REPUBLIKA.CO.ID, CIANJUR -- Polres Cianjur, Jabar, menangkap S (53) pelaku kasus trafficking bermodus pemberangkatan Tenaga Kerja Indonesia ke Timur Tengah. Meskipun larangan ke wilayah iyu masih berlaku, namun S mampu mengirimkan TKI dengan imbalan uang belasan juta rupiah.
Kasatreskrim Polres Cianjur, AKP Benny Cahyadi, di Cianjur, Kamis (2/2), mengatakan, tertangkapnya S berdasarkan laporan warga tentang maraknya pemberangkatan TKI ke Timur Tengah, meskipun telah diberlakukan moratorium TKI pada tahun 2011, dimana TKI tidak diperbolehkan berangkat ke Timur Tengah.
"Kami melakukan penyidikan dan mendapatkan nama pelaku, saat ditangkap di dalam mobil bersama pelaku kami mengamankan 8 orang perempuan yang merupakan calon TKI atau korban," katanya.
Selama ini, tutur dia, pelaku merekrut tenaga kerja dari berbagai wilayah di Cianjur dengan janji bekerja di luar negeri, bahkan mereka yang berminat dijanjikan sudah langsung bekerja sesampainya di negara tujuan. Sejak beberapa tahun terakhir, pelaku telah memberangkatkan lebih dari 100 orang, dengan keuntungan belasan juta rupiah dari satu orang yang diberangkatkan.
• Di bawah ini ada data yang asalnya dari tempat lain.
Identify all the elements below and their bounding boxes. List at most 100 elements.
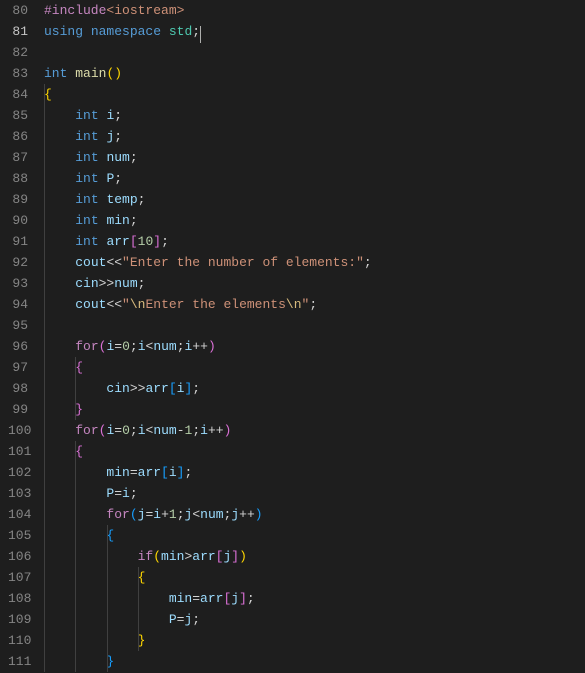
token: main	[75, 66, 106, 81]
line-number: 110	[8, 630, 28, 651]
token: ;	[138, 276, 146, 291]
line-number-gutter: 8081828384858687888990919293949596979899…	[0, 0, 40, 673]
token: int	[44, 66, 67, 81]
token: \n	[286, 297, 302, 312]
code-line[interactable]	[44, 42, 585, 63]
code-line[interactable]: {	[44, 357, 585, 378]
token: {	[75, 360, 83, 375]
code-line[interactable]: int num;	[44, 147, 585, 168]
token: 0	[122, 339, 130, 354]
code-line[interactable]: cin>>num;	[44, 273, 585, 294]
token: \n	[130, 297, 146, 312]
token	[44, 171, 75, 186]
code-line[interactable]: }	[44, 630, 585, 651]
line-number: 86	[8, 126, 28, 147]
token: ;	[247, 591, 255, 606]
code-line[interactable]: #include<iostream>	[44, 0, 585, 21]
token: int	[75, 150, 98, 165]
code-line[interactable]	[44, 315, 585, 336]
token: P	[169, 612, 177, 627]
token: int	[75, 171, 98, 186]
line-number: 87	[8, 147, 28, 168]
token	[44, 402, 75, 417]
line-number: 98	[8, 378, 28, 399]
code-line[interactable]: if(min>arr[j])	[44, 546, 585, 567]
line-number: 84	[8, 84, 28, 105]
token: ;	[130, 423, 138, 438]
code-line[interactable]: int main()	[44, 63, 585, 84]
token: i	[122, 486, 130, 501]
token: arr	[106, 234, 129, 249]
token: ;	[192, 612, 200, 627]
code-line[interactable]: cout<<"\nEnter the elements\n";	[44, 294, 585, 315]
token: num	[200, 507, 223, 522]
code-line[interactable]: cout<<"Enter the number of elements:";	[44, 252, 585, 273]
code-line[interactable]: int temp;	[44, 189, 585, 210]
code-line[interactable]: for(j=i+1;j<num;j++)	[44, 504, 585, 525]
indent-guide	[75, 441, 76, 672]
token	[44, 129, 75, 144]
line-number: 90	[8, 210, 28, 231]
line-number: 93	[8, 273, 28, 294]
token: =	[192, 591, 200, 606]
token	[44, 108, 75, 123]
line-number: 109	[8, 609, 28, 630]
token: ;	[130, 150, 138, 165]
code-line[interactable]: using namespace std;	[44, 21, 585, 42]
code-line[interactable]: cin>>arr[i];	[44, 378, 585, 399]
token: min	[106, 465, 129, 480]
token: ;	[114, 171, 122, 186]
token	[44, 339, 75, 354]
token: ]	[231, 549, 239, 564]
line-number: 83	[8, 63, 28, 84]
token: ;	[309, 297, 317, 312]
code-line[interactable]: int P;	[44, 168, 585, 189]
code-line[interactable]: int i;	[44, 105, 585, 126]
token: =	[114, 423, 122, 438]
token: ]	[153, 234, 161, 249]
line-number: 104	[8, 504, 28, 525]
code-area[interactable]: #include<iostream>using namespace std;in…	[40, 0, 585, 673]
token: ;	[177, 339, 185, 354]
line-number: 108	[8, 588, 28, 609]
token: num	[153, 339, 176, 354]
token: =	[130, 465, 138, 480]
token: temp	[106, 192, 137, 207]
token: arr	[138, 465, 161, 480]
token	[44, 234, 75, 249]
code-line[interactable]: min=arr[j];	[44, 588, 585, 609]
token: )	[208, 339, 216, 354]
line-number: 94	[8, 294, 28, 315]
code-editor[interactable]: 8081828384858687888990919293949596979899…	[0, 0, 585, 673]
code-line[interactable]: P=j;	[44, 609, 585, 630]
token	[44, 255, 75, 270]
token: for	[75, 339, 98, 354]
token: cin	[75, 276, 98, 291]
code-line[interactable]: P=i;	[44, 483, 585, 504]
code-line[interactable]: int j;	[44, 126, 585, 147]
token: ++	[239, 507, 255, 522]
token: }	[75, 402, 83, 417]
token: namespace	[91, 24, 161, 39]
code-line[interactable]: min=arr[i];	[44, 462, 585, 483]
token: ;	[130, 339, 138, 354]
line-number: 91	[8, 231, 28, 252]
token: 1	[169, 507, 177, 522]
code-line[interactable]: int min;	[44, 210, 585, 231]
code-line[interactable]: }	[44, 651, 585, 672]
token: min	[169, 591, 192, 606]
code-line[interactable]: int arr[10];	[44, 231, 585, 252]
token: )	[114, 66, 122, 81]
code-line[interactable]: for(i=0;i<num-1;i++)	[44, 420, 585, 441]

"Pelaku mendapatkan fee dari satu orang TKI sebesar Rp15 juta. Jaringan penyalur TKI ilegal sudah terstruktur secara luas, bahkan di Jakarta terdapat penampungan. Kami masih mengembangkan kasus tersebut, untuk mencari mata rantai pelaku trafficking bermodus TKI," katanya.
Untuk pelaku yang telah diamankan dikenakan pasal 102 Undang-undang nomor 13/2003 tentang tenaga kerja dengan ancaman hukuman penjara di atas 5 tahun. Sedangkan S pelaku trafficking, mengaku telah menjalankan aksinya sejak tahun 2010, dimana penyaluran TKI atau TKW ke Timur Tengah masih diperbolehkan. Sejak keluarnya moratorium, dia sempat berhenti, kemudian kembali menjadi penyalur setelah diminta agens TKI di Jakarta.
Sementara korban pemberangkatan TKI Ilegal ke Timur Tengah, mengatakan, tidak mengetahui adanya moratorium atau larangan pemberangkatan TKI ke belasan negara di Timur Tengah. Mereka berniat untuk memperbaiki ekonomi keluarga karena bekerja sebagai TKi gajinya besar dan sangat mengiurkan.
"Kami tidak tahu adanya moratorium pemberangkatan TKI ke 21 negara di Timur Tengah. Bahkan pada tahun 2012, tepat setahun pasca moratoirum keluar, saya sempat bekerja di Arab Saudi dan ingin kembali bekerja di sana," kata Nuraisah (23) warga Desa Sukamanah, Kecamata Agrabinta.